Meta just pulled Horizon Worlds back from the brink. The company has reversed its decision to shut down the VR social platform that was once the centerpiece of its metaverse ambitions, according to TechCrunch. The abrupt about-face comes four years after Horizon Worlds launched as Meta's flagship virtual reality experience, and signals the company is still searching for the right formula to justify the billions poured into Reality Labs.
Meta is keeping Horizon Worlds alive, at least for now. The company confirmed it's reversing an internal decision to shut down the VR social platform, marking yet another twist in the turbulent saga of its metaverse ambitions.
Horizon Worlds was supposed to be the killer app that justified Meta's massive bet on virtual reality. When it launched in 2021, CEO Mark Zuckerberg positioned it as the foundation of a new social internet, where people would hang out, work, and play in immersive 3D environments. Fast forward to 2026, and the platform was apparently so close to the chopping block that executives had greenlit its shutdown before reversing course.
The near-death experience speaks volumes about the internal chaos at Meta's Reality Labs division. While the company hasn't disclosed specific usage numbers for Horizon Worlds recently, the platform has struggled with retention and engagement since launch.

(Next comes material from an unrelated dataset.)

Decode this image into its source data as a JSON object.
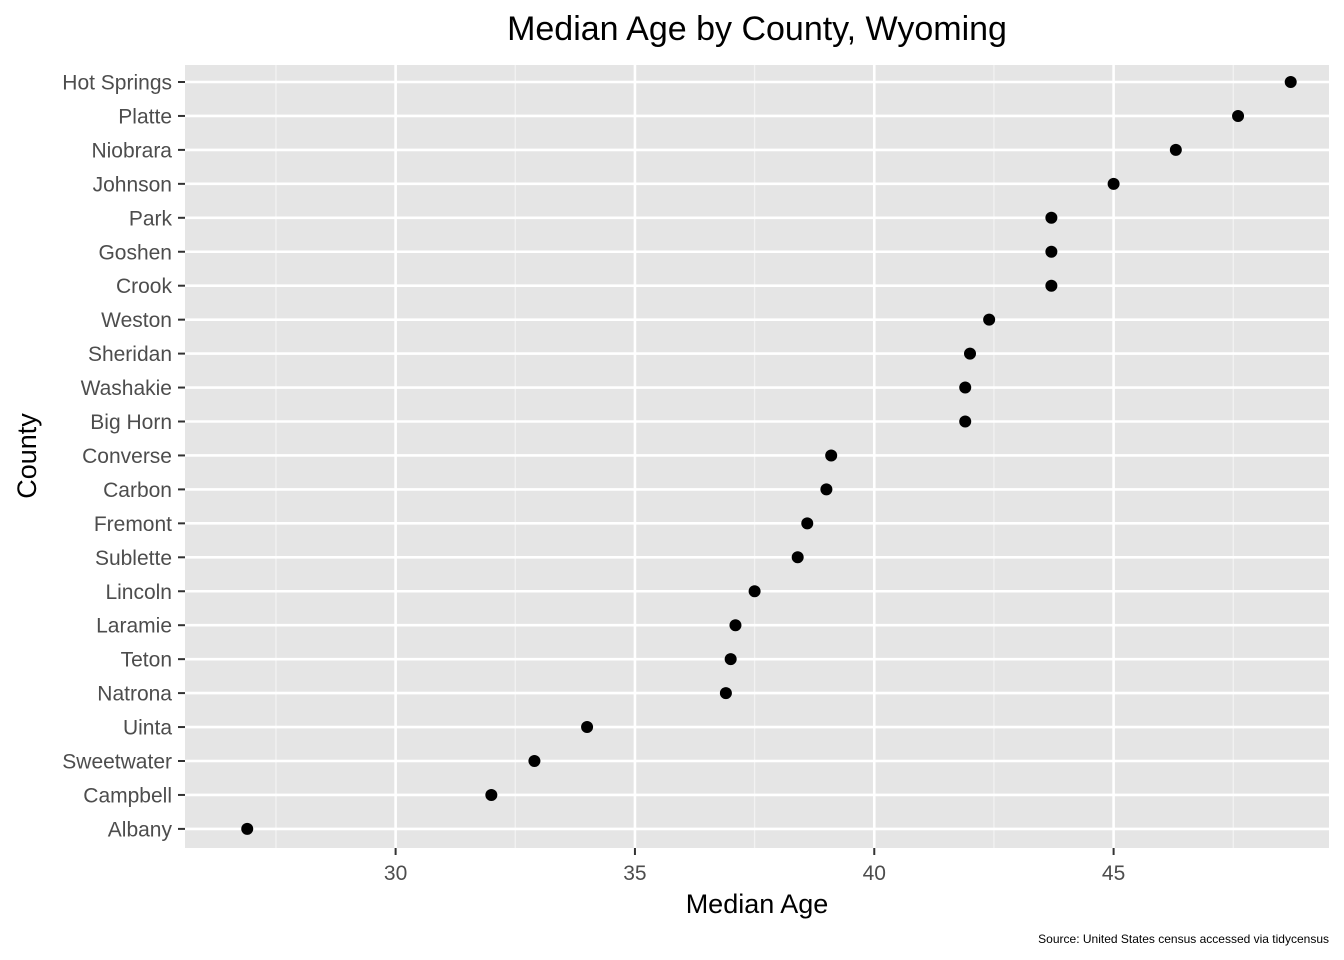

Early reports suggested even Meta employees weren't using it regularly, and the company has cycled through multiple strategic pivots trying to find product-market fit.
This reversal comes at a particularly sensitive moment for Meta's VR strategy. The company recently shut down Supernatural, its popular VR fitness app, sending shockwaves through the Quest ecosystem. That closure suggested Meta was finally getting serious about cutting underperforming products and focusing resources on winners. But the Horizon Worlds flip-flop indicates the decision-making is more complicated than simple cost-cutting.
The financial stakes are enormous. Reality Labs has been hemorrhaging money for years, with quarterly losses regularly exceeding $3 billion. Investors have grown increasingly restless about when, if ever, Meta's VR investments will pay off. Every product decision in this division gets scrutinized through the lens of whether it brings the metaverse vision closer to viability or just burns more cash.